本試験において、初期水分が0質量%と4質量%の焼結原料Aを用いて、本発明例では遠心脱水分の目標水分値を1.0質量%、1.5質量%および2.0質量%に変化させ、比較例では造粒水分の目標水分値を7.0質量%、7.5質量%および8.0質量%に変化させた。本発明例および比較例ともに、ドラムミキサーによる調湿および造粒操作と、その後の焼結鍋装置による原料層通気性の測定からなる試験をそれぞれの目標水分値で実施し、それぞれの目標水分毎に、初期水分が0質量%と4質量%の原料層通気性から標準偏差を算出した。

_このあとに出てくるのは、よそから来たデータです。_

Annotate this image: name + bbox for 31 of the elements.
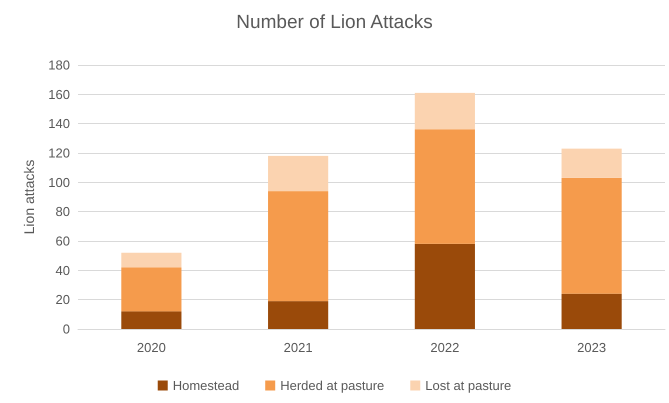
x-tick-label: 2023: [577, 340, 606, 355]
bar: [414, 92, 475, 130]
y-axis-title: Lion attacks: [21, 160, 37, 234]
y-tick-label: 0: [62, 322, 70, 336]
chart-title: Number of Lion Attacks: [236, 12, 433, 33]
x-tick-label: 2020: [136, 340, 166, 355]
legend-label: Lost at pasture: [425, 378, 512, 393]
legend-label: Homestead: [172, 378, 240, 393]
bar: [414, 244, 475, 329]
legend-label: Herded at pasture: [280, 378, 384, 393]
y-tick-label: 140: [48, 116, 70, 132]
bar: [562, 148, 622, 178]
bar: [121, 252, 182, 268]
y-tick-label: 120: [48, 146, 70, 160]
x-tick-label: 2022: [430, 340, 460, 355]
bar: [268, 191, 328, 302]
bar: [121, 267, 182, 312]
y-tick-label: 40: [56, 262, 70, 278]
y-tick-label: 160: [48, 86, 70, 102]
bar: [268, 156, 328, 192]
bar: [562, 178, 622, 294]
y-tick-label: 100: [48, 174, 70, 190]
bar: [268, 301, 328, 329]
y-tick-label: 20: [56, 292, 70, 308]
bar: [121, 311, 182, 329]
bar: [414, 130, 475, 244]
bar: [562, 294, 622, 329]
y-tick-label: 180: [48, 58, 70, 72]
y-tick-label: 80: [56, 204, 70, 220]
y-tick-label: 60: [56, 234, 70, 248]
x-tick-label: 2021: [284, 340, 313, 355]
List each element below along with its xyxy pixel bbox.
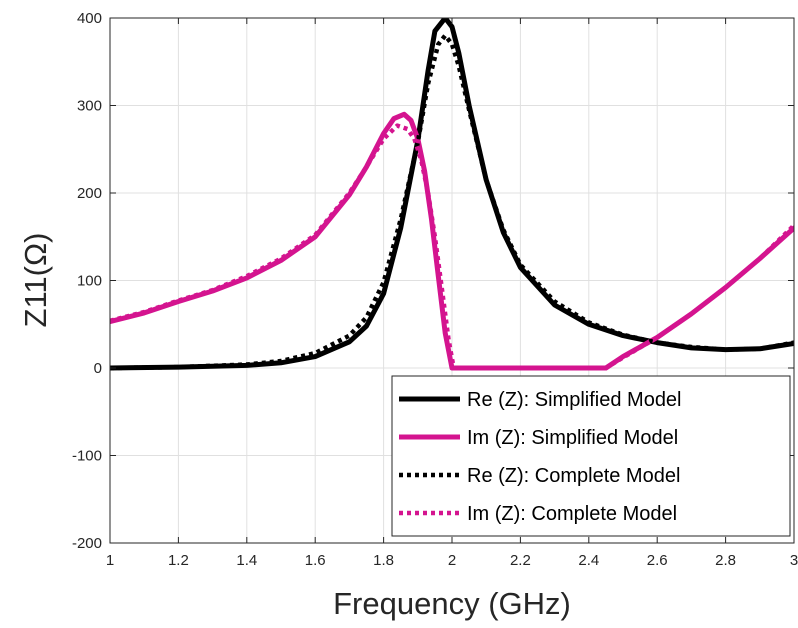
x-tick-label: 3 [790, 552, 798, 569]
x-tick-label: 2 [448, 552, 456, 569]
series-group [110, 18, 794, 371]
x-tick-labels: 1 1.2 1.4 1.6 1.8 2 2.2 2.4 2.6 2.8 3 [106, 552, 798, 569]
y-tick-label: -200 [72, 535, 102, 552]
legend-box [391, 375, 791, 537]
x-tick-label: 1 [106, 552, 114, 569]
legend-label-1: Re (Z): Simplified Model [467, 389, 682, 411]
y-tick-label: 100 [77, 273, 102, 290]
x-tick-label: 1.4 [236, 552, 257, 569]
series-line-4 [110, 123, 794, 371]
y-tick-labels: -200 -100 0 100 200 300 400 [72, 10, 102, 552]
y-tick-label: -100 [72, 448, 102, 465]
x-tick-label: 1.8 [373, 552, 394, 569]
x-tick-label: 2.2 [510, 552, 531, 569]
legend-label-3: Re (Z): Complete Model [467, 465, 680, 487]
y-tick-label: 300 [77, 98, 102, 115]
legend: Re (Z): Simplified Model Im (Z): Simplifi… [391, 375, 791, 537]
series-line-3 [110, 33, 794, 371]
x-tick-label: 1.6 [305, 552, 326, 569]
y-tick-label: 200 [77, 185, 102, 202]
y-axis-label: Z11(Ω) [18, 233, 53, 328]
x-axis-label: Frequency (GHz) [333, 586, 571, 621]
x-tick-label: 2.4 [578, 552, 599, 569]
tick-marks [109, 17, 795, 544]
y-tick-label: 400 [77, 10, 102, 27]
series-line-1 [110, 18, 794, 371]
legend-label-4: Im (Z): Complete Model [467, 503, 677, 525]
x-tick-label: 2.8 [715, 552, 736, 569]
y-tick-label: 0 [94, 360, 102, 377]
legend-label-2: Im (Z): Simplified Model [467, 427, 678, 449]
x-tick-label: 1.2 [168, 552, 189, 569]
x-tick-label: 2.6 [647, 552, 668, 569]
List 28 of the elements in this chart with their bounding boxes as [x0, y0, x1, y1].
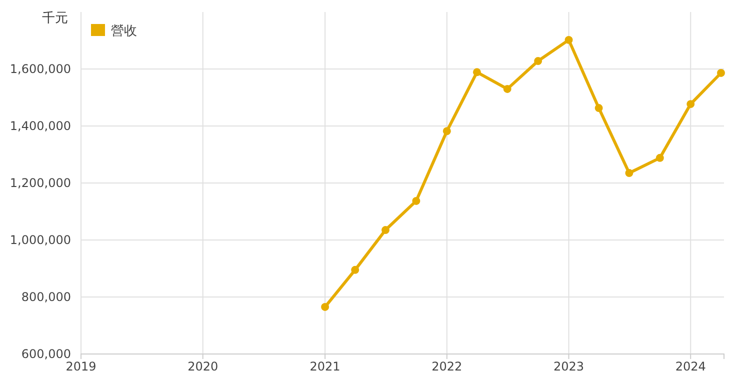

図12は、従来の造粒水分を制御する焼結鉱の製造方法における造粒水分と原料層通気性との関係および原料層通気性の標準偏差を示す図であり、図13は、本発明の焼結鉱の製造方法における造粒水分と原料層通気性との関係および原料層通気性の標準偏差を示す図である。図12および図13は、初期水分が0質量%または4質量%の焼結原料Aを用いて造粒し、原料層通気性を測定した結果を示す。
図12に示す結果から、初期水分が変動した場合に造粒水分を制御する比較例では、原料層通気性の標準偏差の最小値は1.6[J.P.U.]であった。一方、図13に示す結果から、初期水分が変動した場合に遠心脱水分を制御する本発明例では、原料層通気性の標準偏差はすべて1.6[J.P.U.]以下であった。
従って、遠心脱水処理による除去水分値(遠心脱水分)を制御する本発明では、焼結原料が含有する全水分(造粒水分)を制御する比較例(従来法の考え方)よりも、原料層通気性のばらつきが少なく、安定した操業が可能であることから、優れていることが確認できた。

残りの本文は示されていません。